There were many [other] curiosities in the building, like the original of the Declaration of Independence, all kinds of treaties, Benjamin Franklin’s printing press, etc. About 100,000 people [a year] came to the patent office in the mid-1850s to view the patent models and these other curiosities. There was kind of a fervor of invention; everybody wanted to patent something and make a fortune. But most of the inventions were never commercially produced — and many were improvements on earlier inventions — like the sewing machine model we have in the exhibition.
Did they charge an admission fee?
No, no. It was absolutely free; anybody could come in and see them. And there was a finder’s guide for finding them by subject matter in these vast cases (they were nine feet high on two levels — actually, three levels, in one gallery — so it was really, really awesome).

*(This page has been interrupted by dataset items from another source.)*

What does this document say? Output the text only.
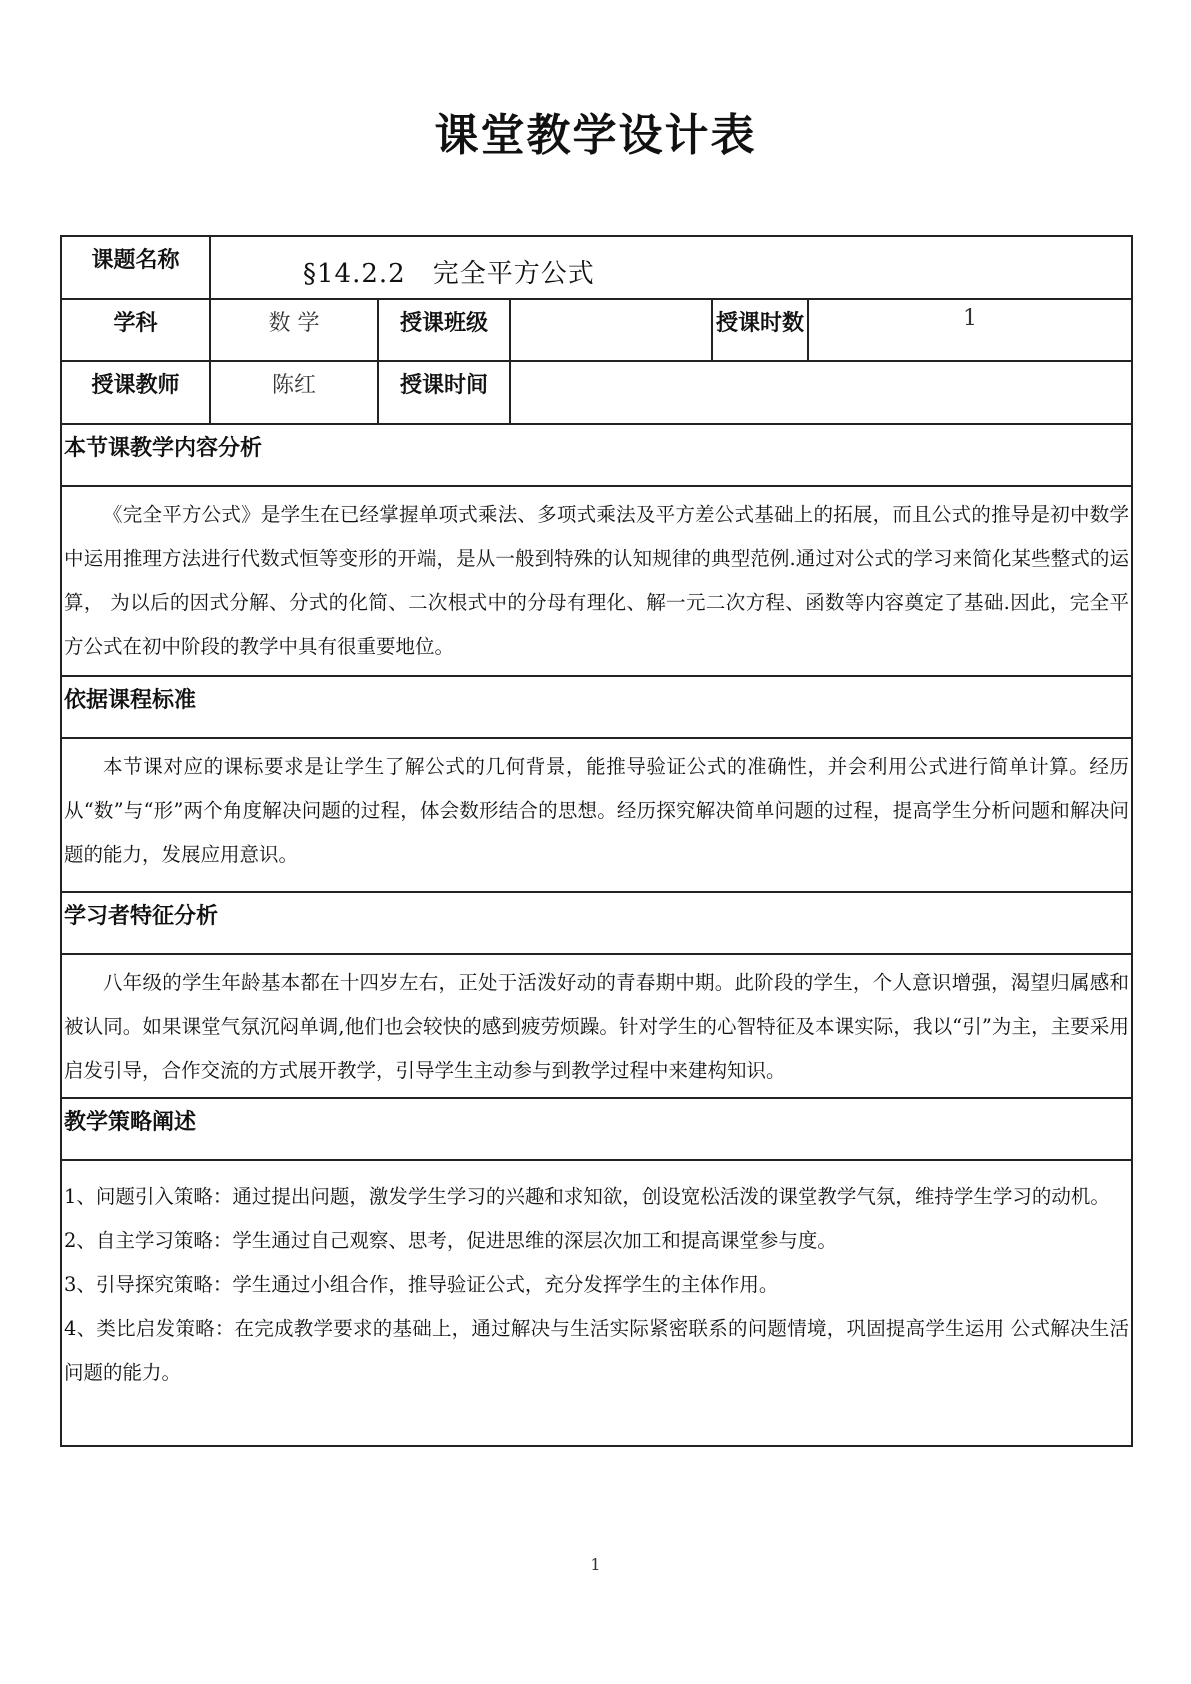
课堂教学设计表
课题名称	§14.2.2　完全平方公式				
学科	数 学	授课班级		授课时数	1
授课教师	陈红	授课时间			
本节课教学内容分析					

《完全平方公式》是学生在已经掌握单项式乘法、多项式乘法及平方差公式基础上的拓展，而且公式的推导是初中数学中运用推理方法进行代数式恒等变形的开端，是从一般到特殊的认知规律的典型范例.通过对公式的学习来简化某些整式的运算， 为以后的因式分解、分式的化简、二次根式中的分母有理化、解一元二次方程、函数等内容奠定了基础.因此，完全平方公式在初中阶段的教学中具有很重要地位。					

依据课程标准					

本节课对应的课标要求是让学生了解公式的几何背景，能推导验证公式的准确性，并会利用公式进行简单计算。经历从“数”与“形”两个角度解决问题的过程，体会数形结合的思想。经历探究解决简单问题的过程，提高学生分析问题和解决问题的能力，发展应用意识。					

学习者特征分析					

八年级的学生年龄基本都在十四岁左右，正处于活泼好动的青春期中期。此阶段的学生，个人意识增强，渴望归属感和被认同。如果课堂气氛沉闷单调,他们也会较快的感到疲劳烦躁。针对学生的心智特征及本课实际，我以“引”为主，主要采用启发引导，合作交流的方式展开教学，引导学生主动参与到教学过程中来建构知识。					

教学策略阐述					

1、问题引入策略：通过提出问题，激发学生学习的兴趣和求知欲，创设宽松活泼的课堂教学气氛，维持学生学习的动机。

2、自主学习策略：学生通过自己观察、思考，促进思维的深层次加工和提高课堂参与度。

3、引导探究策略：学生通过小组合作，推导验证公式，充分发挥学生的主体作用。

4、类比启发策略：在完成教学要求的基础上，通过解决与生活实际紧密联系的问题情境，巩固提高学生运用 公式解决生活问题的能力。					

1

Lastly, what happened to these items in the course of the 20th century? How did they eventually make it into the hands of Alan Rothschild, who owns them today?
Well, the Patent Office wasn’t the only [agency] in the Patent Office Building; the space was shared with the Interior Department, created by act of Congress in 1849. After 1849, the Patent Office was put under the Interior Department.
The first two floors of the Patent Office Building were largely offices occupied by the Interior Department. The Interior Department grew and grew, and when the models were finally discontinued, these huge spaces were converted into offices; by the end of the century, all the patent models were put in storage. Then, in 1924, there was a congressional investigation — Why are we paying so much money to store all these patent models? — and they were sold at auction. Some were returned to the families of the inventors; any museum that wanted them could take them; and the rest were sold at auction. One man bought a lot of them and was going to establish a patent model museum in New York City — but that never happened. Gradually, they were dispersed, by auction, by sale, various things. [Eventually,] Alan Rothschild bought 4,000 patent models [and brought them back to] Cazenovia, N.Y. Thirty-two models from his collection are in this exhibition.
“Inventing a Better Mousetrap: Patent Models from the Rothschild Collection” will be on display through Nov. 3, 2013, at the Smithsonian American Art Museum in Washington, D.C.